Vitalism and Antivitalism in Contemporary Philosophy: Zagreb, June 17-19, 2011
feat. Brassier & Malabou.  Full audio here

Thanks to Adrian / IMMANENCE for alerting me to the fact that the audio links were posted online.  Excerpts from the conference Introduction, below.

[...]

The being of “life” is a metaphysical problem because unless “life” is metaphysical it has no being: it is reducible to the material distribution of organizations and functions that  neither warrant nor support a general, encompassing concept. Every vitalist knows this, and that is why, for example, it at least makes sense to think that something like the Deleuzian concept of A LIFE may be the sine qua non of any coherent thinking of life. But, on the other hand, if “life” is purely metaphysical it has no being. Life is a physical problem because it is instantiated in material bodies whose properties and capacities differ from those of non-living bodies: even if, in certain instances, it turns out to be surprisingly difficult to specify just how this is the case.

The term “emergence” is the surest index of the doubly physical and metaphysical scope of this problem. The emergence of life, we say, and what we seem to mean by this is that we do not know exactly how—at exactly what point and in exactly what way—life came into being, though we do seem to know a great deal about its properties—including, supposedly, that it exists. The problem of “emergence” is that a modality of being came to be which was not before, and the difficulty is that tracking the physical causes of such an event leads to irresolvable aporia. And these aporia are too easily dissembled through reference to “complex, self-organizing processes,” as if we can at once account for and evade the radicality of the event we are trying to think by placing it within the same category as the formation of snowflakes, traffic patterns, or the activities of termite colonies. In its typical usage (the work of Stuart Kaufman, for example), the concept of “emergence” is a crypto-metaphysical concept pretending to offer physical explanations, at once allowing and accounting for gaps in the latter through reference to “complexity.”

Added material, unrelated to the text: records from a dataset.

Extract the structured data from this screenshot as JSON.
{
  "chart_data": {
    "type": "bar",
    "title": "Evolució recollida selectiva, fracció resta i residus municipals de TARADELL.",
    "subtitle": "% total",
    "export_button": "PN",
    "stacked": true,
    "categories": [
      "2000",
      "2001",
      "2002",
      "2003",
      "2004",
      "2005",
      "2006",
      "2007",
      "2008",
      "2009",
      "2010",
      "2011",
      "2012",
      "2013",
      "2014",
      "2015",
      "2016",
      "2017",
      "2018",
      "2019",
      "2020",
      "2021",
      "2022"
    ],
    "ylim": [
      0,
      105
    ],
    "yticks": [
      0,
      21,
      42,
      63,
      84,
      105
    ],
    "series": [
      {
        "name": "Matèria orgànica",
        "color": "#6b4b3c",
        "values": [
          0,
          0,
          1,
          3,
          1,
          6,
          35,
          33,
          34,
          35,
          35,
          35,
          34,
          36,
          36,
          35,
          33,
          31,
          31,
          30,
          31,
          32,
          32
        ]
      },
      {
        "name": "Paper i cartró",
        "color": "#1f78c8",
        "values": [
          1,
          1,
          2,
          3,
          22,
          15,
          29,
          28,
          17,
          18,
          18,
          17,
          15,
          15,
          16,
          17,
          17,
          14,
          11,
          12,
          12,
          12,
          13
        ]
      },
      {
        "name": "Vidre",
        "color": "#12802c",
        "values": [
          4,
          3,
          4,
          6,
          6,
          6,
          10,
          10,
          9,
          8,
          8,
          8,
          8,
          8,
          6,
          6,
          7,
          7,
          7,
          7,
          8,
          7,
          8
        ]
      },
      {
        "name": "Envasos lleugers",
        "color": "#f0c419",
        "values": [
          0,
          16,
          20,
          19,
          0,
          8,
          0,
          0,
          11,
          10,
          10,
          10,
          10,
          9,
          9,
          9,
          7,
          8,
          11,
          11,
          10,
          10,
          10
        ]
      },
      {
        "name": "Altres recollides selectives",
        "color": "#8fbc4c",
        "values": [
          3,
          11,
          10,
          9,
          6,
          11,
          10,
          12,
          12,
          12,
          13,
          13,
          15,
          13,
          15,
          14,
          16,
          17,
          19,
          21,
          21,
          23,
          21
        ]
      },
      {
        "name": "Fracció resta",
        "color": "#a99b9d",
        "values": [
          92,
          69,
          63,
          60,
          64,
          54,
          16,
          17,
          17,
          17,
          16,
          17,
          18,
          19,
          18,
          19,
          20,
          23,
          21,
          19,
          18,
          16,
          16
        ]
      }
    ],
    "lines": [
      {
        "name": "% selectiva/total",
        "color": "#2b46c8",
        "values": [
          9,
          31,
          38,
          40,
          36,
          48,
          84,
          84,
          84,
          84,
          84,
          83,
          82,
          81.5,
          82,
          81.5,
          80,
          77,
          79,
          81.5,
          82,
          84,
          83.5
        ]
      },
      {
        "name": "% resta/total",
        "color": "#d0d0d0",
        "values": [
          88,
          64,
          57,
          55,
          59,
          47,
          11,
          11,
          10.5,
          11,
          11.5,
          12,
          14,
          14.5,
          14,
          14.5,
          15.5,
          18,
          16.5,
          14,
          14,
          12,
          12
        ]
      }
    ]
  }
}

The problem for biology, then, is that it is constantly on the cusp of either reduction to physical chemistry or ideological capture by metaphysics. The concept of “life” tends to get lost between explanations of biological organisms referring either to molecular interactions or to an irreducible systemic wholeness. And because it gets lost, it is prone to over-extension as the je ne sais quoi which accounts for the substance of the biological precisely through its indetermination.


Should we have done with life? If we deploy this concept as a means of pretending we know what we mean when we do not, then we probably should. And this is perhaps the dominant para-philosophical use of this concept today, as it is deployed by actor-network theory spin-offs and vitalist Spinozisms extolling the so-called “life of things.” As, for example, in the “vital materialism” of Jane Bennett.


But we cannot have done with life because it will not have done with us—until it does. In the meantime, it is a properly philosophical problem insofar as the self-evidence of its existence gives way onto the obscurity of its concept. The ethical and existential questions that it poses: “what is the good life?” or “what is it to live” are at the core of both ancient and modern philosophy. But there is a scission between these questions and the scientific and ontological question: “what is life?”


Within that scission, the life we do not know what it means to live demands to be thought.


To accede to this demand is to acknowledge that we do not know what death is. We do not know what extinction means. We do not know how affect, how feeling, how sensation came into the world. We do not what what sort of being it is that thinks or decides. We do not know what labors or suffers or revolts.